While most restaurants in Roppongi polarize into the super posh or decidedly not ( China Café 8, anyone?), somehow the Joumon vibe has avoided ending up on either end of the trashy-flashy spectrum. Right in the middle, the inspired design of Joumon is cool, while somehow still earthy and warm. This a laid back yet impeccably decorated joint would seem more part of the scene somewhere quirky and hip, and yet here it is, just down the street from Asahi Television headquarters.
Specializing in kushiyaki, all the traditional favorites were delicious and taken off the grill at the exact right moment. We loved the hearts, pork calbi, and tsukune, and the lotus root wrapped in bacon was good enough that we ordered seconds. Happily puzzled to find a cheese section in the kushiyaki menu, we enjoyed the skewered smoked cheese and camembert.

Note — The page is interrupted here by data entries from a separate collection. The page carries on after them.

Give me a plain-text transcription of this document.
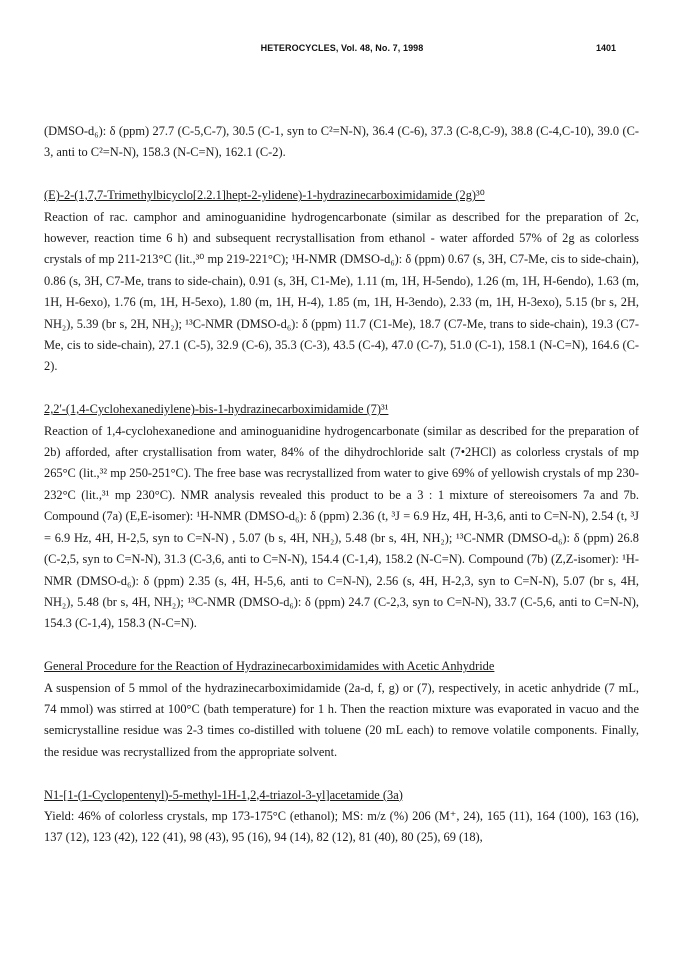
HETEROCYCLES, Vol. 48, No. 7, 1998	1401

(DMSO-d₆): δ (ppm) 27.7 (C-5,C-7), 30.5 (C-1, syn to C²=N-N), 36.4 (C-6), 37.3 (C-8,C-9), 38.8 (C-4,C-10), 39.0 (C-3, anti to C²=N-N), 158.3 (N-C=N), 162.1 (C-2).

(E)-2-(1,7,7-Trimethylbicyclo[2.2.1]hept-2-ylidene)-1-hydrazinecarboximidamide (2g)³⁰

Reaction of rac. camphor and aminoguanidine hydrogencarbonate (similar as described for the preparation of 2c, however, reaction time 6 h) and subsequent recrystallisation from ethanol - water afforded 57% of 2g as colorless crystals of mp 211-213°C (lit.,³⁰ mp 219-221°C); ¹H-NMR (DMSO-d₆): δ (ppm) 0.67 (s, 3H, C7-Me, cis to side-chain), 0.86 (s, 3H, C7-Me, trans to side-chain), 0.91 (s, 3H, C1-Me), 1.11 (m, 1H, H-5endo), 1.26 (m, 1H, H-6endo), 1.63 (m, 1H, H-6exo), 1.76 (m, 1H, H-5exo), 1.80 (m, 1H, H-4), 1.85 (m, 1H, H-3endo), 2.33 (m, 1H, H-3exo), 5.15 (br s, 2H, NH₂), 5.39 (br s, 2H, NH₂); ¹³C-NMR (DMSO-d₆): δ (ppm) 11.7 (C1-Me), 18.7 (C7-Me, trans to side-chain), 19.3 (C7-Me, cis to side-chain), 27.1 (C-5), 32.9 (C-6), 35.3 (C-3), 43.5 (C-4), 47.0 (C-7), 51.0 (C-1), 158.1 (N-C=N), 164.6 (C-2).

2,2'-(1,4-Cyclohexanediylene)-bis-1-hydrazinecarboximidamide (7)³¹

Reaction of 1,4-cyclohexanedione and aminoguanidine hydrogencarbonate (similar as described for the preparation of 2b) afforded, after crystallisation from water, 84% of the dihydrochloride salt (7•2HCl) as colorless crystals of mp 265°C (lit.,³² mp 250-251°C). The free base was recrystallized from water to give 69% of yellowish crystals of mp 230-232°C (lit.,³¹ mp 230°C). NMR analysis revealed this product to be a 3 : 1 mixture of stereoisomers 7a and 7b. Compound (7a) (E,E-isomer): ¹H-NMR (DMSO-d₆): δ (ppm) 2.36 (t, ³J = 6.9 Hz, 4H, H-3,6, anti to C=N-N), 2.54 (t, ³J = 6.9 Hz, 4H, H-2,5, syn to C=N-N) , 5.07 (b s, 4H, NH₂), 5.48 (br s, 4H, NH₂); ¹³C-NMR (DMSO-d₆): δ (ppm) 26.8 (C-2,5, syn to C=N-N), 31.3 (C-3,6, anti to C=N-N), 154.4 (C-1,4), 158.2 (N-C=N). Compound (7b) (Z,Z-isomer): ¹H-NMR (DMSO-d₆): δ (ppm) 2.35 (s, 4H, H-5,6, anti to C=N-N), 2.56 (s, 4H, H-2,3, syn to C=N-N), 5.07 (br s, 4H, NH₂), 5.48 (br s, 4H, NH₂); ¹³C-NMR (DMSO-d₆): δ (ppm) 24.7 (C-2,3, syn to C=N-N), 33.7 (C-5,6, anti to C=N-N), 154.3 (C-1,4), 158.3 (N-C=N).

General Procedure for the Reaction of Hydrazinecarboximidamides with Acetic Anhydride

A suspension of 5 mmol of the hydrazinecarboximidamide (2a-d, f, g) or (7), respectively, in acetic anhydride (7 mL, 74 mmol) was stirred at 100°C (bath temperature) for 1 h. Then the reaction mixture was evaporated in vacuo and the semicrystalline residue was 2-3 times co-distilled with toluene (20 mL each) to remove volatile components. Finally, the residue was recrystallized from the appropriate solvent.

N1-[1-(1-Cyclopentenyl)-5-methyl-1H-1,2,4-triazol-3-yl]acetamide (3a)

Yield: 46% of colorless crystals, mp 173-175°C (ethanol); MS: m/z (%) 206 (M⁺, 24), 165 (11), 164 (100), 163 (16), 137 (12), 123 (42), 122 (41), 98 (43), 95 (16), 94 (14), 82 (12), 81 (40), 80 (25), 69 (18),
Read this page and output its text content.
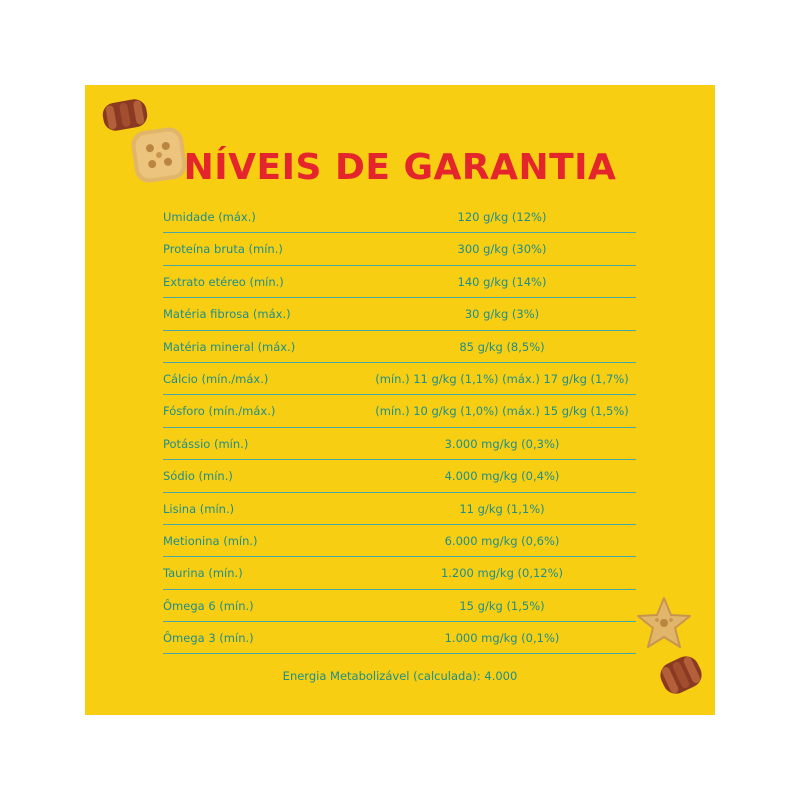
NÍVEIS DE GARANTIA
Umidade (máx.)	120 g/kg (12%)
Proteína bruta (mín.)	300 g/kg (30%)
Extrato etéreo (mín.)	140 g/kg (14%)
Matéria fibrosa (máx.)	30 g/kg (3%)
Matéria mineral (máx.)	85 g/kg (8,5%)
Cálcio (mín./máx.)	(mín.) 11 g/kg (1,1%) (máx.) 17 g/kg (1,7%)
Fósforo (mín./máx.)	(mín.) 10 g/kg (1,0%) (máx.) 15 g/kg (1,5%)
Potássio (mín.)	3.000 mg/kg (0,3%)
Sódio (mín.)	4.000 mg/kg (0,4%)
Lisina (mín.)	11 g/kg (1,1%)
Metionina (mín.)	6.000 mg/kg (0,6%)
Taurina (mín.)	1.200 mg/kg (0,12%)
Ômega 6 (mín.)	15 g/kg (1,5%)
Ômega 3 (mín.)	1.000 mg/kg (0,1%)
Energia Metabolizável (calculada): 4.000
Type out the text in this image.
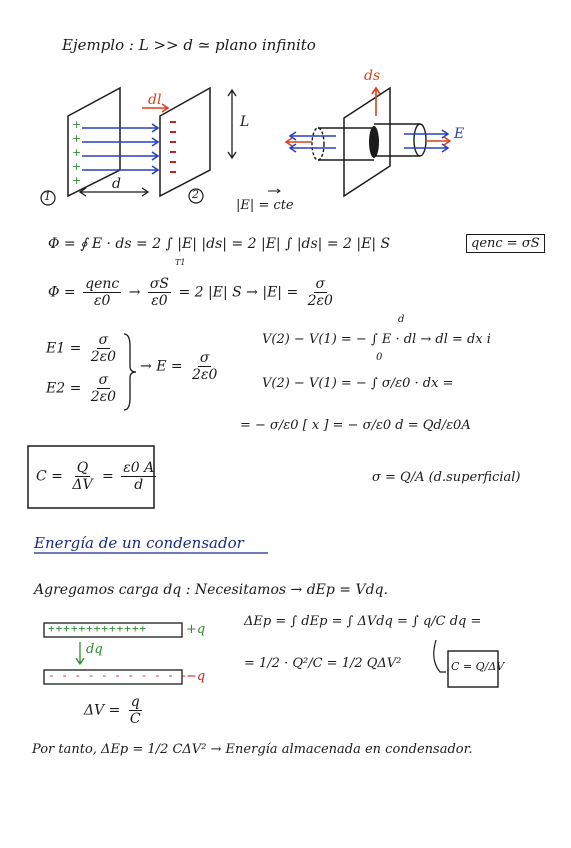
Ejemplo : L >> d ≃ plano infinito
+
+
+
+
+
dl
ds
L
d
1	2
E
|E| = cte
Φ = ∮ E · ds = 2 ∫ |E| |ds| = 2 |E| ∫ |ds| = 2 |E| S
T1
qenc = σS
$\Phi = \frac{\text{qenc}}{\varepsilon 0} \to \frac{\sigma S}{\varepsilon 0} = 2$ |E| $S \to |E| = \frac{\sigma}{2\varepsilon 0}$
$E1 = \frac{\sigma}{2\varepsilon 0}$
$E2 = \frac{\sigma}{2\varepsilon 0}$
→ $E = \frac{\sigma}{2\varepsilon 0}$
V(2) − V(1) = − ∫ E · dl → dl = dx i
V(2) − V(1) = − ∫ σ/ε0 · dx =
= − σ/ε0 [ x ] = − σ/ε0 d = Qd/ε0A
d
0
$C = \frac{Q}{\Delta V} = \frac{\varepsilon 0 A}{d}$	σ = Q/A (d.superficial)
Energía de un condensador
Agregamos carga dq : Necesitamos → dEp = Vdq.
+++++++++++++
- - - - - - - - - - -
+q
−q
dq
ΔEp = ∫ dEp = ∫ ΔVdq = ∫ q/C dq =
= 1/2 · Q²/C = 1/2 QΔV²	C = Q/ΔV
$\Delta V = \frac{q}{C}$
Por tanto, ΔEp = 1/2 CΔV² → Energía almacenada en condensador.
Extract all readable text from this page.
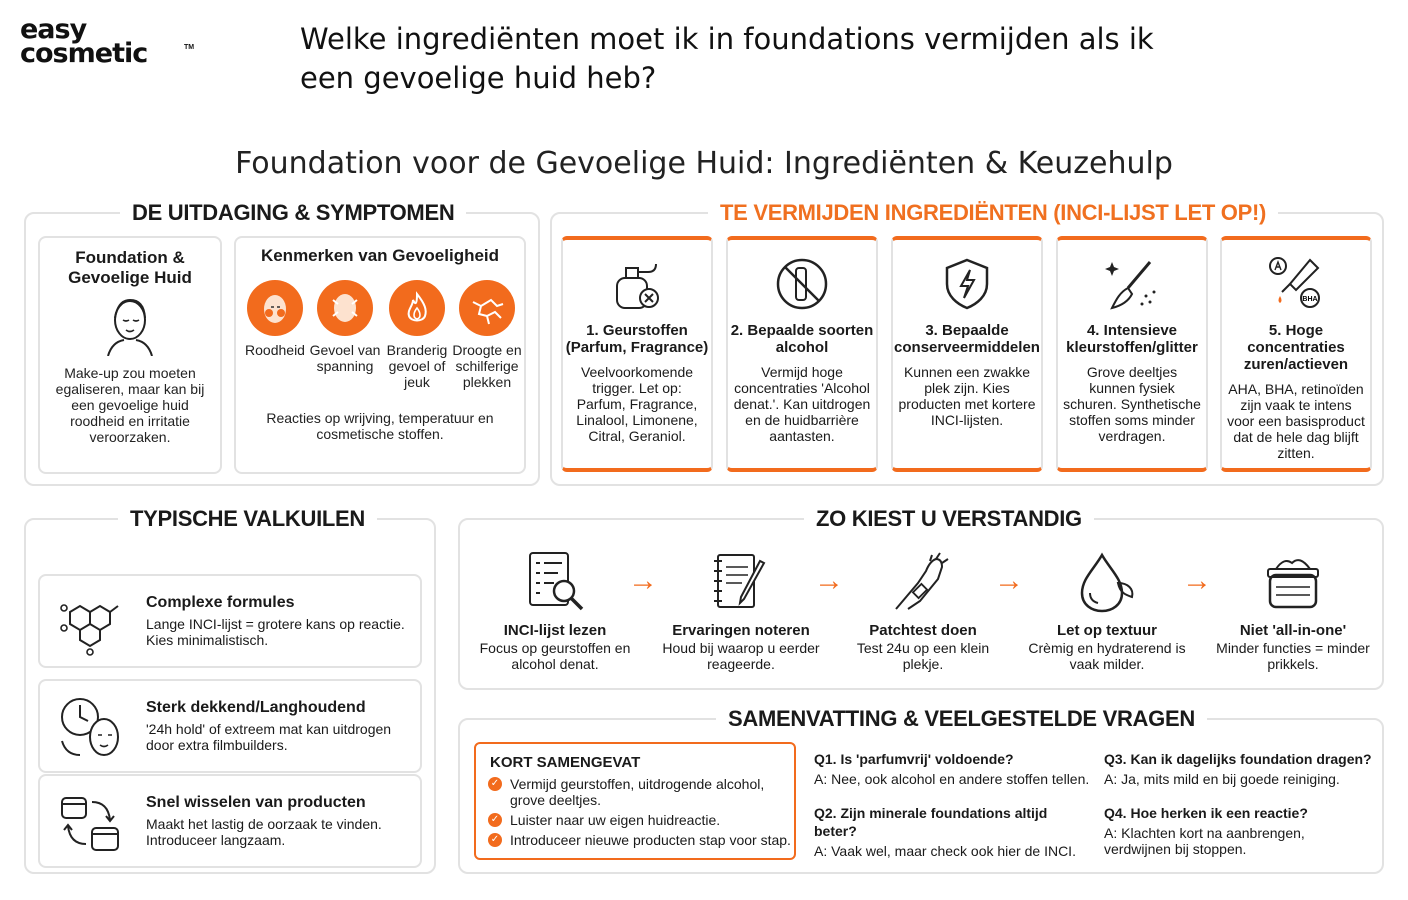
easy
cosmetic	TM	Welke ingrediënten moet ik in foundations vermijden als ik
een gevoelige huid heb?
Foundation voor de Gevoelige Huid: Ingrediënten & Keuzehulp
DE UITDAGING & SYMPTOMEN
Foundation &
Gevoelige Huid
Make-up zou moeten egaliseren, maar kan bij een gevoelige huid roodheid en irritatie veroorzaken.
Kenmerken van Gevoeligheid
Roodheid Gevoel van spanning
Branderig gevoel of jeuk
Droogte en schilferige plekken
Reacties op wrijving, temperatuur en cosmetische stoffen.
TE VERMIJDEN INGREDIËNTEN (INCI-LIJST LET OP!)
1. Geurstoffen (Parfum, Fragrance)
Veelvoorkomende trigger. Let op: Parfum, Fragrance, Linalool, Limonene, Citral, Geraniol.
2. Bepaalde soorten alcohol
Vermijd hoge concentraties 'Alcohol denat.'. Kan uitdrogen en de huidbarrière aantasten.
3. Bepaalde conserveermiddelen
Kunnen een zwakke plek zijn. Kies producten met kortere INCI-lijsten.
4. Intensieve kleurstoffen/glitter
Grove deeltjes kunnen fysiek schuren. Synthetische stoffen soms minder verdragen.
BHA
5. Hoge concentraties zuren/actieven
AHA, BHA, retinoïden zijn vaak te intens voor een basisproduct dat de hele dag blijft zitten.
TYPISCHE VALKUILEN
Complexe formules
Lange INCI-lijst = grotere kans op reactie. Kies minimalistisch.
Sterk dekkend/Langhoudend
'24h hold' of extreem mat kan uitdrogen door extra filmbuilders.
Snel wisselen van producten
Maakt het lastig de oorzaak te vinden. Introduceer langzaam.
ZO KIEST U VERSTANDIG
INCI-lijst lezen
Focus op geurstoffen en alcohol denat.
→
Ervaringen noteren
Houd bij waarop u eerder reageerde.
→
Patchtest doen
Test 24u op een klein plekje.
→
Let op textuur
Crèmig en hydraterend is vaak milder.
→
Niet 'all-in-one'
Minder functies = minder prikkels.
SAMENVATTING & VEELGESTELDE VRAGEN
KORT SAMENGEVAT
✓ Vermijd geurstoffen, uitdrogende alcohol, grove deeltjes.
✓ Luister naar uw eigen huidreactie.
✓ Introduceer nieuwe producten stap voor stap.
Q1. Is 'parfumvrij' voldoende?
A: Nee, ook alcohol en andere stoffen tellen.
Q2. Zijn minerale foundations altijd beter?
A: Vaak wel, maar check ook hier de INCI.
Q3. Kan ik dagelijks foundation dragen?
A: Ja, mits mild en bij goede reiniging.
Q4. Hoe herken ik een reactie?
A: Klachten kort na aanbrengen, verdwijnen bij stoppen.
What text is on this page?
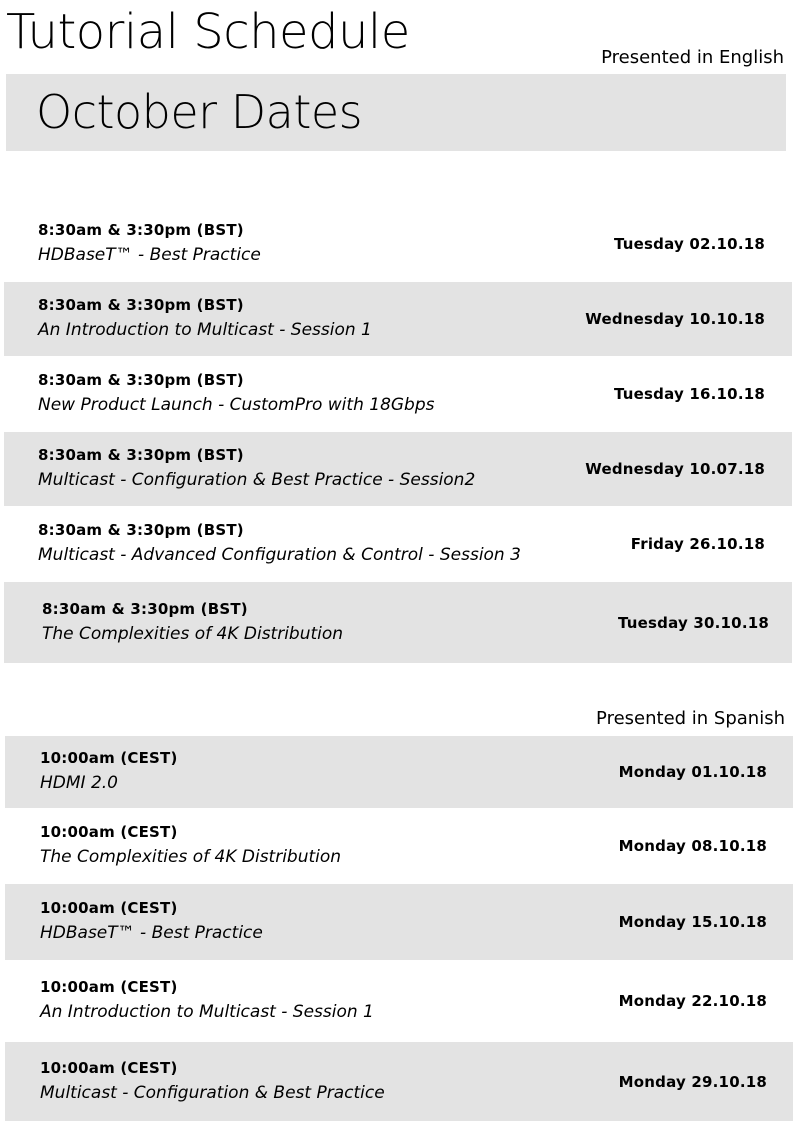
Tutorial Schedule	Presented in English
October Dates
8:30am & 3:30pm (BST)
HDBaseT™ - Best Practice
Tuesday 02.10.18
8:30am & 3:30pm (BST)
An Introduction to Multicast - Session 1
Wednesday 10.10.18
8:30am & 3:30pm (BST)
New Product Launch - CustomPro with 18Gbps
Tuesday 16.10.18
8:30am & 3:30pm (BST)
Multicast - Configuration & Best Practice - Session2
Wednesday 10.07.18
8:30am & 3:30pm (BST)
Multicast - Advanced Configuration & Control - Session 3
Friday 26.10.18
8:30am & 3:30pm (BST)
The Complexities of 4K Distribution
Tuesday 30.10.18
Presented in Spanish
10:00am (CEST)
HDMI 2.0
Monday 01.10.18
10:00am (CEST)
The Complexities of 4K Distribution
Monday 08.10.18
10:00am (CEST)
HDBaseT™ - Best Practice
Monday 15.10.18
10:00am (CEST)
An Introduction to Multicast - Session 1
Monday 22.10.18
10:00am (CEST)
Multicast - Configuration & Best Practice
Monday 29.10.18
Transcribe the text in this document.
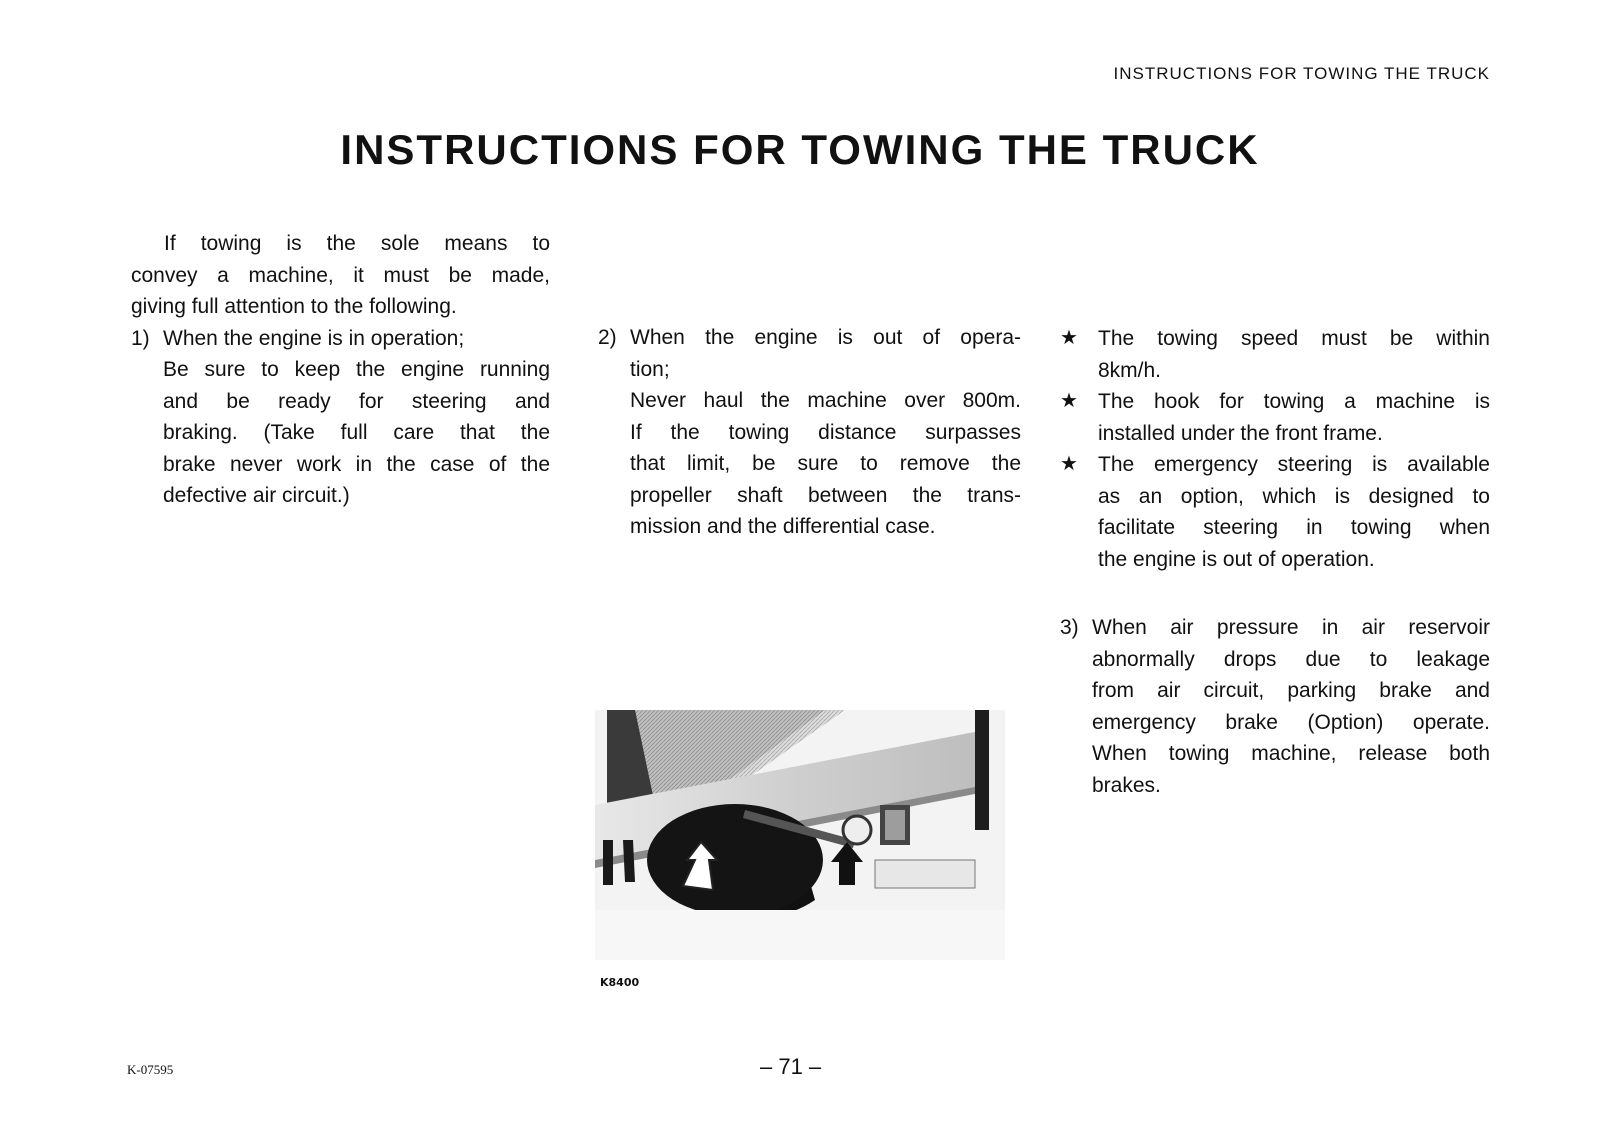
INSTRUCTIONS FOR TOWING THE TRUCK
INSTRUCTIONS FOR TOWING THE TRUCK

If towing is the sole means to

convey a machine, it must be made,

giving full attention to the following.

1) When the engine is in operation;

Be sure to keep the engine running

and be ready for steering and

braking. (Take full care that the

brake never work in the case of the

defective air circuit.)

2) When the engine is out of opera-

tion;

Never haul the machine over 800m.

If the towing distance surpasses

that limit, be sure to remove the

propeller shaft between the trans-

mission and the differential case.

★ The towing speed must be within

8km/h.

★ The hook for towing a machine is

installed under the front frame.

★ The emergency steering is available

as an option, which is designed to

facilitate steering in towing when

the engine is out of operation.

3) When air pressure in air reservoir

abnormally drops due to leakage

from air circuit, parking brake and

emergency brake (Option) operate.

When towing machine, release both

brakes.

K8400
K-07595	– 71 –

There were also some unexpected treats to change up the rhythm of our meal. A stewed pork dish was smooth and light, and an enormous croquette bomb, sitting in tartar sauce with a soft-boiled egg in center was rich and crunchy. We also sample the foie gras liver pate, which while irreproachable, would have been better as part of a different meal, with wine perhaps, which we were not drinking.
What were we drinking? Oh boy. Here is where Joumon really shines. The selection of shochu is the speciality, although the variety of choices is matched in pretty much any other drink category. Our friendly and genuine waiter led some of us to the “Kureha Royal” Umeshu, a unique plum wine made using Earl Grey tea, which was truly a revelation.
The only weakness to this otherwise strong menu was the dessert. While the brownie, creme brulee, and quickly forgotten third dessert that we ate were tasty, even the ones I can remember clearly didn’t leave much of an impression.
Sometimes a place can be impressive simply by being solid in all areas. Joumon is definitely worth a second visit, although after this first one, we are already planning to become regulars.